3. Eat Foods High in Vitamin D in the Winter
Knowing that vitamin D levels will drop through the winter, focus on the foods which are naturally high in vitamin D like salmon, sardines, tuna, cow milk, eggs, or mushrooms. Also, many alternative milks, and other foods, are fortified with vitamin D.
4. The Winter Vitamin D “Hack”
Contrary to conventional wisdom, it is still possible to extract some vitamin D from the sun during the winter even if you live north of Los Angeles in the Northern Hemisphere. However, this may require you to be on the top of a mountain with your skin uncovered and snow on the ground to amplify the sunlight dose.
There are some apps that can help you calculate your vitamin D dose. By simply entering your latitude, longitude, skin type, how much skin is exposed (not covered by clothing or sunscreen), time of the day, sky cover, altitude, and what kind of surface is below you, you can calculate how much sun you need for your daily vitamin D needs.
5. Supplement When All Else Fails
Supplements should only be “supplements” for what is needed when natural approaches fail.
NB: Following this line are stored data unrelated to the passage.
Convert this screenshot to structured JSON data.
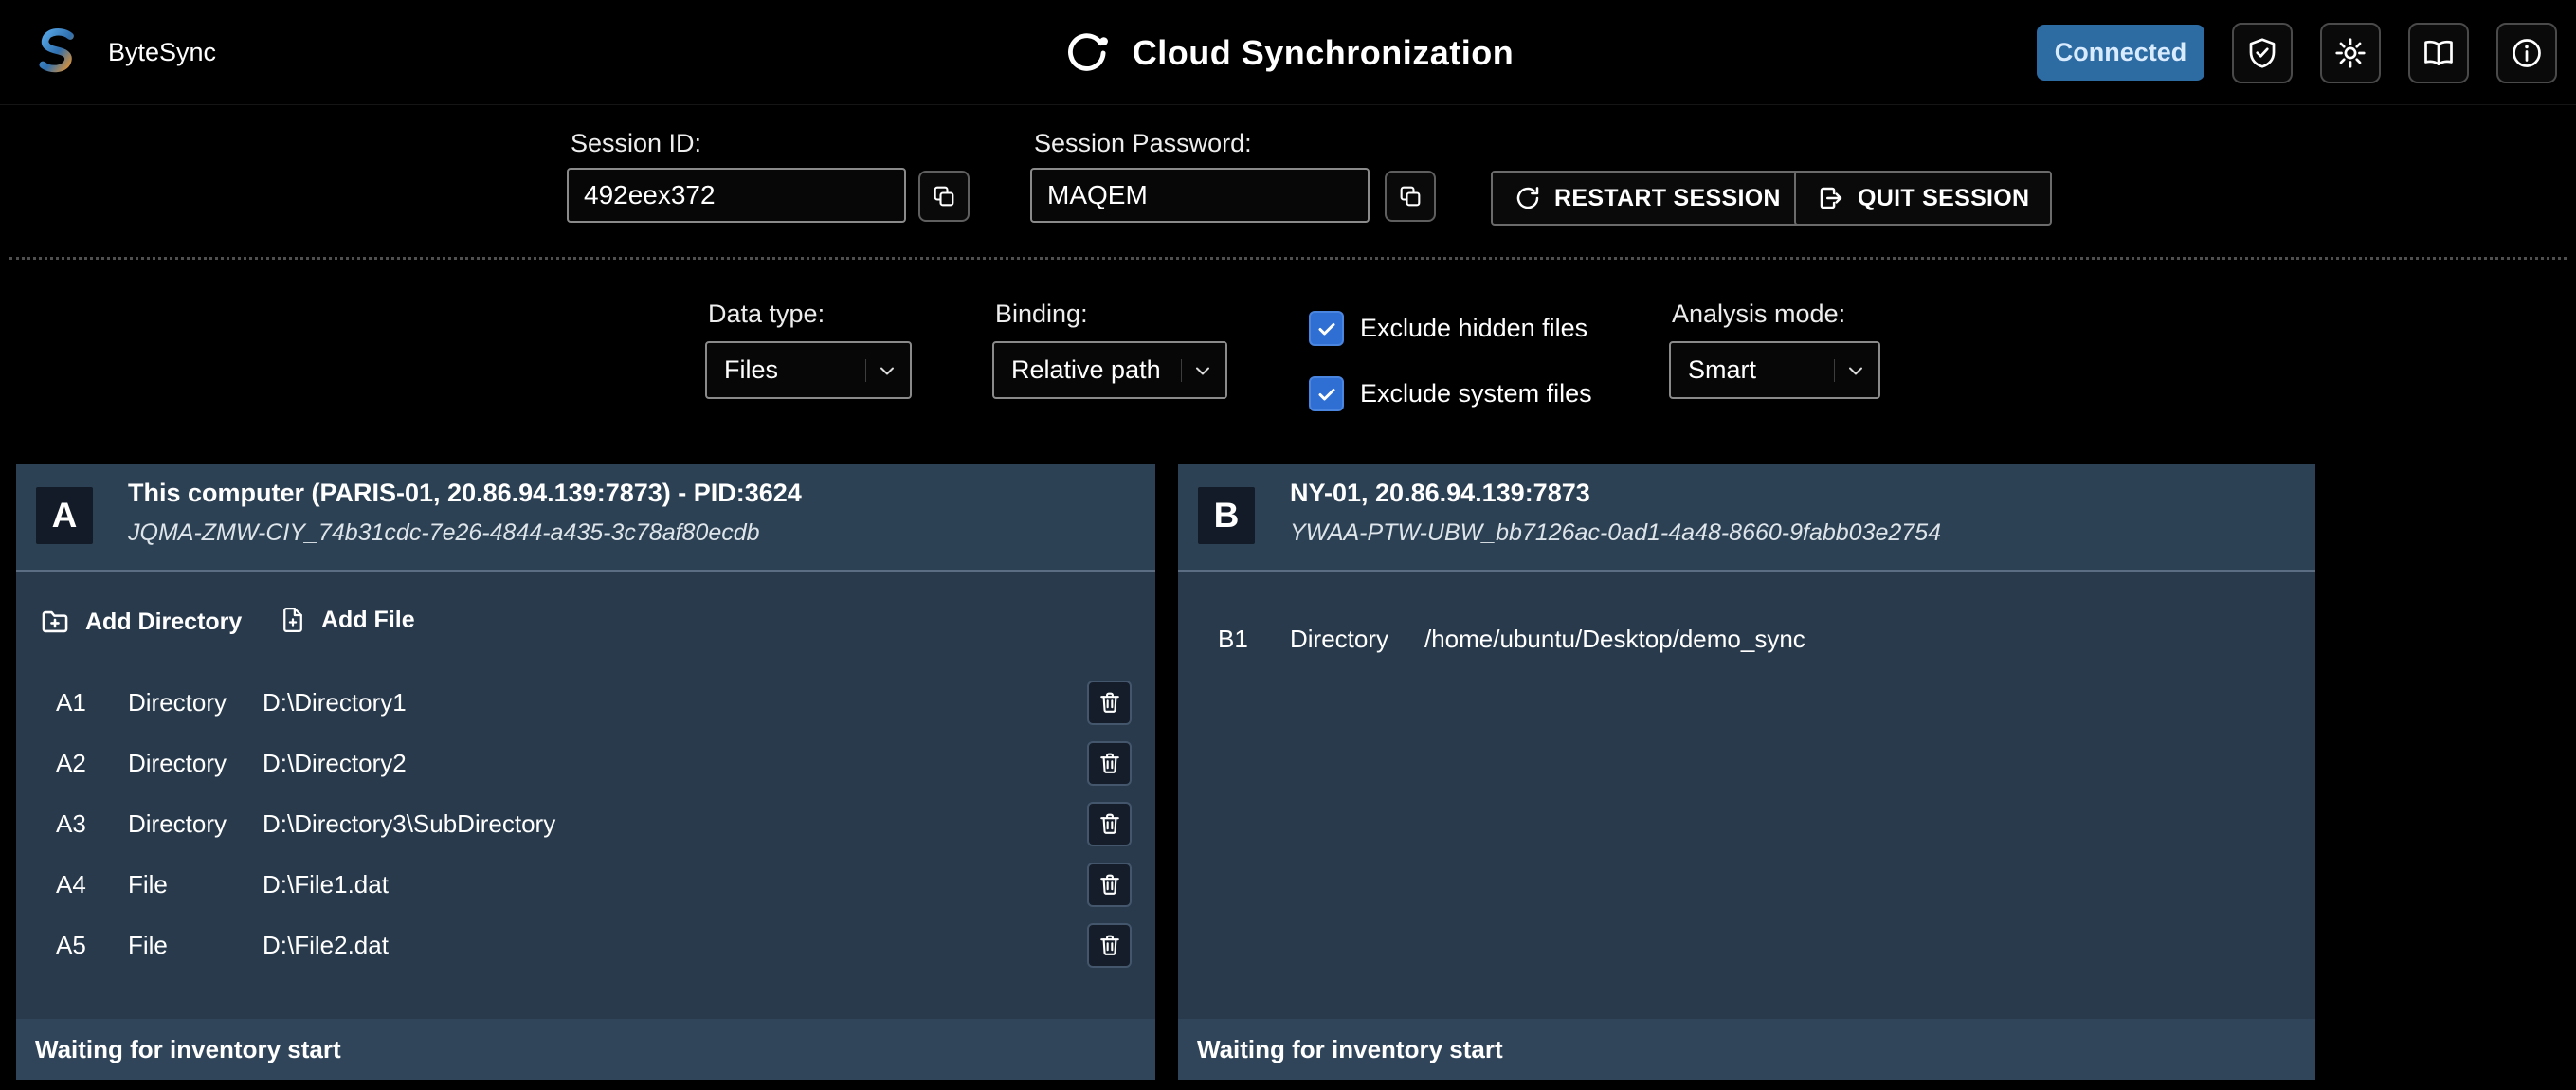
{
  "topbar": {
    "brand": "ByteSync",
    "title": "Cloud Synchronization",
    "status": "Connected"
  },
  "session": {
    "id_label": "Session ID:",
    "id_value": "492eex372",
    "password_label": "Session Password:",
    "password_value": "MAQEM",
    "restart_label": "RESTART SESSION",
    "quit_label": "QUIT SESSION"
  },
  "options": {
    "data_type_label": "Data type:",
    "data_type_value": "Files",
    "binding_label": "Binding:",
    "binding_value": "Relative path",
    "exclude_hidden_label": "Exclude hidden files",
    "exclude_hidden_checked": true,
    "exclude_system_label": "Exclude system files",
    "exclude_system_checked": true,
    "analysis_label": "Analysis mode:",
    "analysis_value": "Smart"
  },
  "panels": [
    {
      "letter": "A",
      "title": "This computer (PARIS-01, 20.86.94.139:7873) - PID:3624",
      "client_id": "JQMA-ZMW-CIY_74b31cdc-7e26-4844-a435-3c78af80ecdb",
      "add_directory_label": "Add Directory",
      "add_file_label": "Add File",
      "items": [
        {
          "id": "A1",
          "type": "Directory",
          "path": "D:\\Directory1"
        },
        {
          "id": "A2",
          "type": "Directory",
          "path": "D:\\Directory2"
        },
        {
          "id": "A3",
          "type": "Directory",
          "path": "D:\\Directory3\\SubDirectory"
        },
        {
          "id": "A4",
          "type": "File",
          "path": "D:\\File1.dat"
        },
        {
          "id": "A5",
          "type": "File",
          "path": "D:\\File2.dat"
        }
      ],
      "status": "Waiting for inventory start"
    },
    {
      "letter": "B",
      "title": "NY-01, 20.86.94.139:7873",
      "client_id": "YWAA-PTW-UBW_bb7126ac-0ad1-4a48-8660-9fabb03e2754",
      "items": [
        {
          "id": "B1",
          "type": "Directory",
          "path": "/home/ubuntu/Desktop/demo_sync"
        }
      ],
      "status": "Waiting for inventory start"
    }
  ],
  "colors": {
    "status_blue": "#2d6ba3",
    "checkbox_blue": "#2f6fd4",
    "panel_bg": "#283a4c",
    "panel_band": "#2d4154"
  }
}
I like USP or GMP certified supplements to minimize your risk of contaminants.
A Contrarian View to Vitamin D
Perhaps the real problem to vitamin D deficiency and the increased risk of osteoporosis, heart disease, and cancer is that most people don’t spend enough time outside. It could be that low vitamin D levels are really just a marker of someone that rarely gets out. Given the myriad of health benefits that happen when people are outside, like more physical activity, less stress, and less depression, it could be that the missing link is more time in nature rather than another supplement.
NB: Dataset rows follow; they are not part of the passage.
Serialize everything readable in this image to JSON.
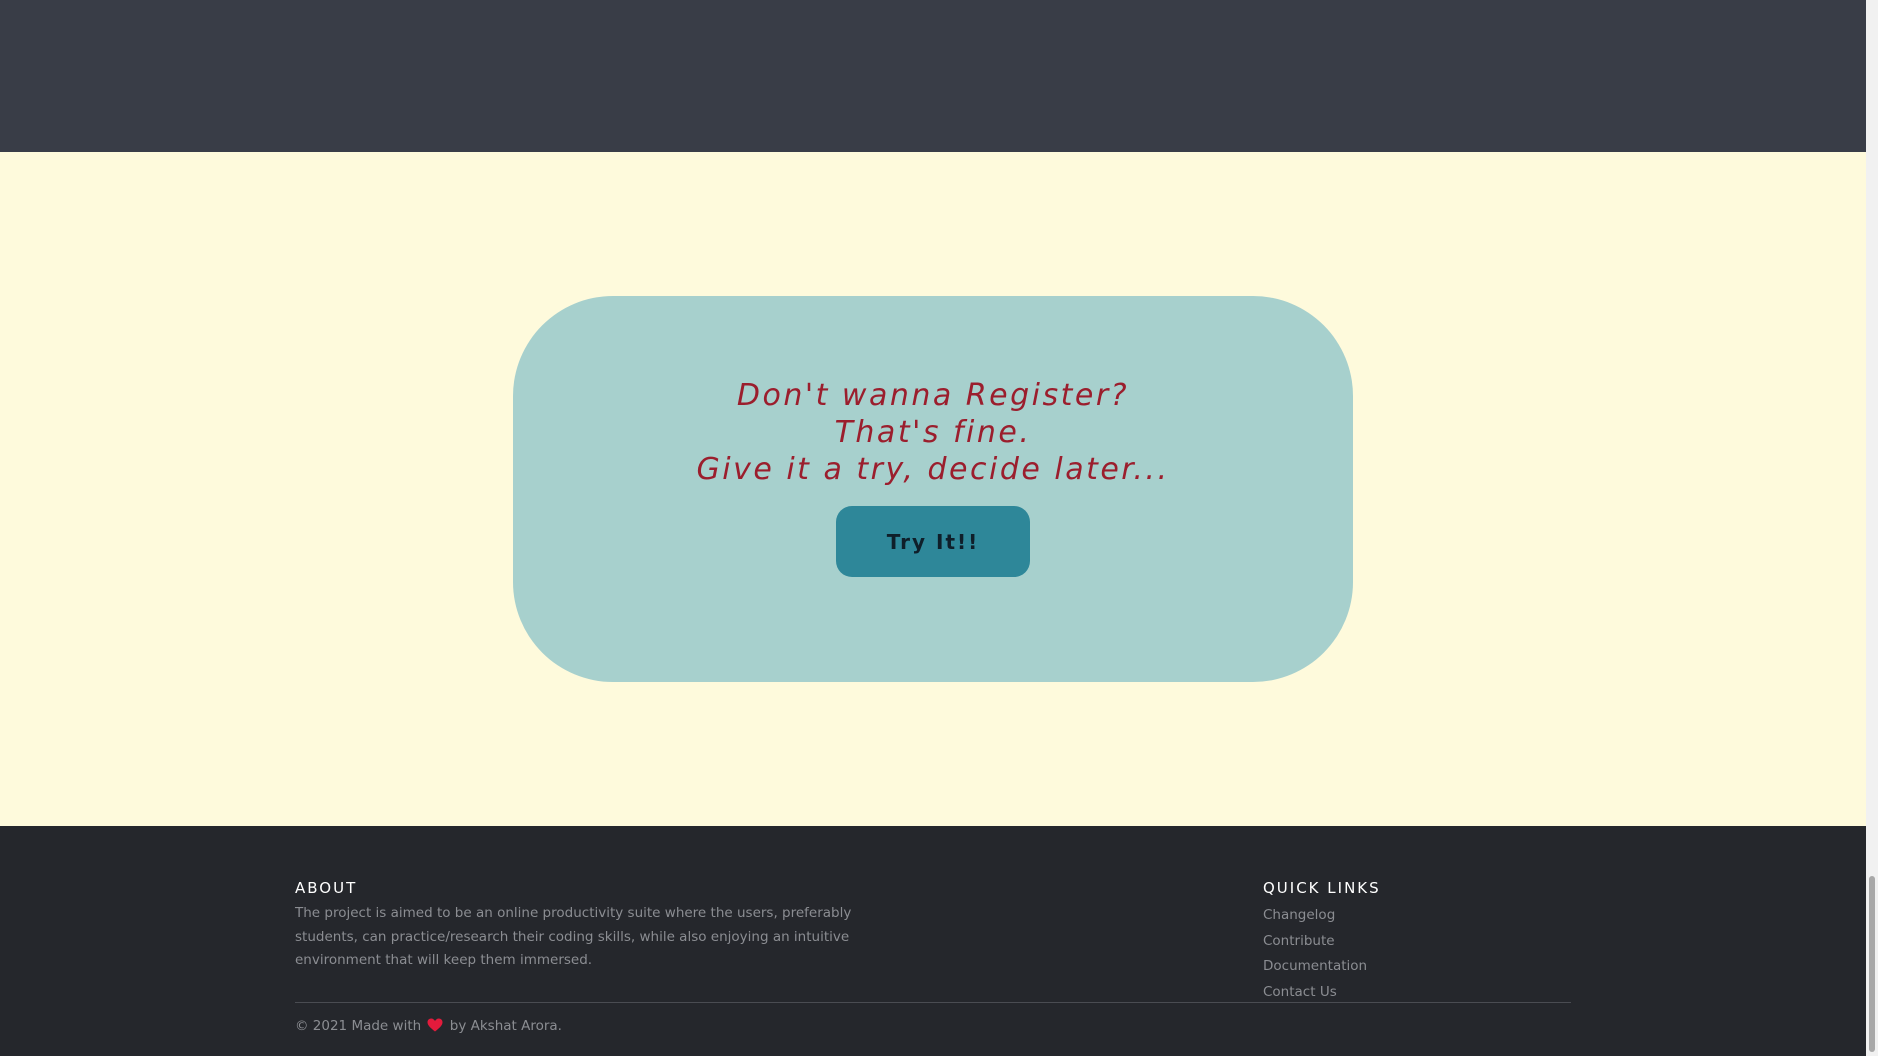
{
  "cta": {
    "heading_line1": "Don't wanna Register?",
    "heading_line2": "That's fine.",
    "heading_line3": "Give it a try, decide later...",
    "button_label": "Try It!!"
  },
  "footer": {
    "about": {
      "title": "ABOUT",
      "text": "The project is aimed to be an online productivity suite where the users, preferably students, can practice/research their coding skills, while also enjoying an intuitive environment that will keep them immersed."
    },
    "quick_links": {
      "title": "QUICK LINKS",
      "items": [
        "Changelog",
        "Contribute",
        "Documentation",
        "Contact Us"
      ]
    },
    "copyright_prefix": "© 2021 Made with",
    "copyright_suffix": "by Akshat Arora."
  },
  "colors": {
    "top_band": "#393d47",
    "section_bg": "#fefadc",
    "card_bg": "#a7d0cd",
    "heading": "#9b1e2d",
    "button_bg": "#2e8799",
    "footer_bg": "#25272c",
    "heart": "#e31b3c"
  },
  "icons": {
    "heart": "heart-icon"
  }
}
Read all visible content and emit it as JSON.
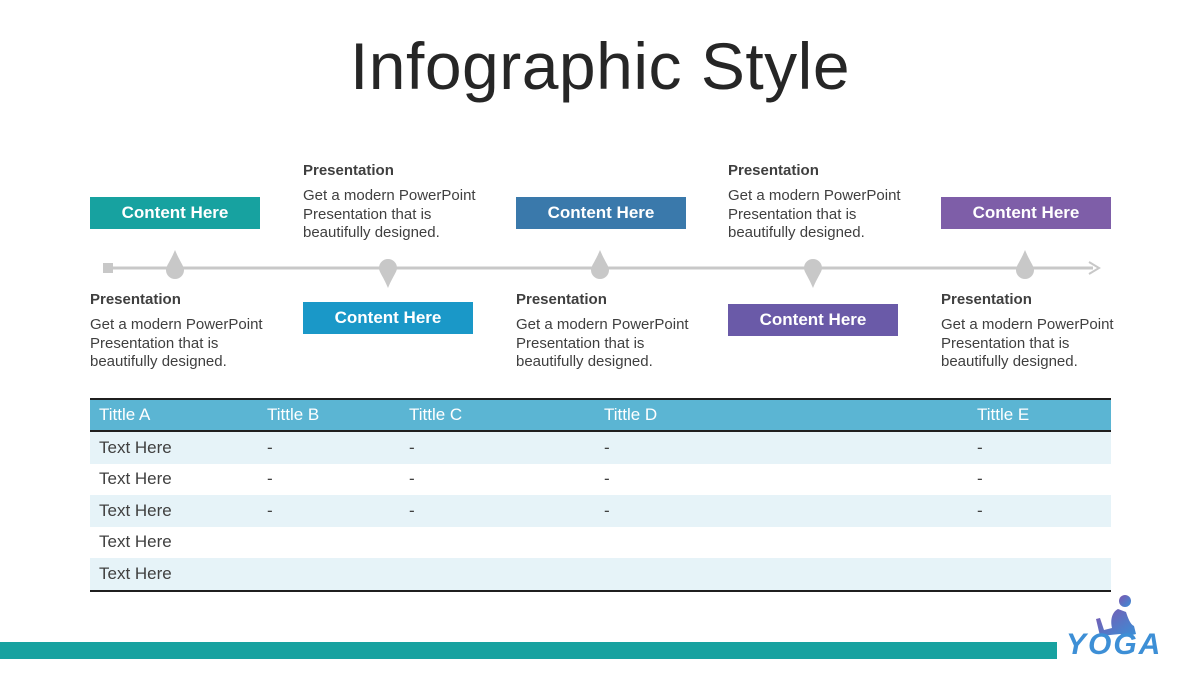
{
  "title": "Infographic Style",
  "colors": {
    "teal": "#17a2a0",
    "blue_light": "#1a98c8",
    "blue_dark": "#3a79ab",
    "purple": "#6a5aa8",
    "purple_light": "#7e5ea8",
    "table_header": "#5bb5d3",
    "timeline": "#c8c8c8"
  },
  "timeline": {
    "items": [
      {
        "box_label": "Content Here",
        "heading": "Presentation",
        "body": "Get a modern PowerPoint Presentation that is beautifully designed.",
        "position": "top-box"
      },
      {
        "box_label": "Content Here",
        "heading": "Presentation",
        "body": "Get a modern PowerPoint Presentation that is beautifully designed.",
        "position": "bottom-box"
      },
      {
        "box_label": "Content Here",
        "heading": "Presentation",
        "body": "Get a modern PowerPoint Presentation that is beautifully designed.",
        "position": "top-box"
      },
      {
        "box_label": "Content Here",
        "heading": "Presentation",
        "body": "Get a modern PowerPoint Presentation that is beautifully designed.",
        "position": "bottom-box"
      },
      {
        "box_label": "Content Here",
        "heading": "Presentation",
        "body": "Get a modern PowerPoint Presentation that is beautifully designed.",
        "position": "top-box"
      }
    ]
  },
  "table": {
    "headers": [
      "Tittle A",
      "Tittle B",
      "Tittle C",
      "Tittle D",
      "Tittle E"
    ],
    "rows": [
      [
        "Text Here",
        "-",
        "-",
        "-",
        "-"
      ],
      [
        "Text Here",
        "-",
        "-",
        "-",
        "-"
      ],
      [
        "Text Here",
        "-",
        "-",
        "-",
        "-"
      ],
      [
        "Text Here",
        "",
        "",
        "",
        ""
      ],
      [
        "Text Here",
        "",
        "",
        "",
        ""
      ]
    ]
  },
  "logo": {
    "word": "YOGA"
  }
}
What did I Do for My Low Vitamin D Level?
This is something I struggle with as I hate to put any drugs or supplements into my body unless it is absolutely critical. My “compromise” for a documented vitamin D deficiency is to eat more wild salmon in the winter, cross country ski at high altitude in just shorts on sunny winter days, and take a low dose of a vitamin D supplement. Hopefully this approach will help to keep my bones and heart strong.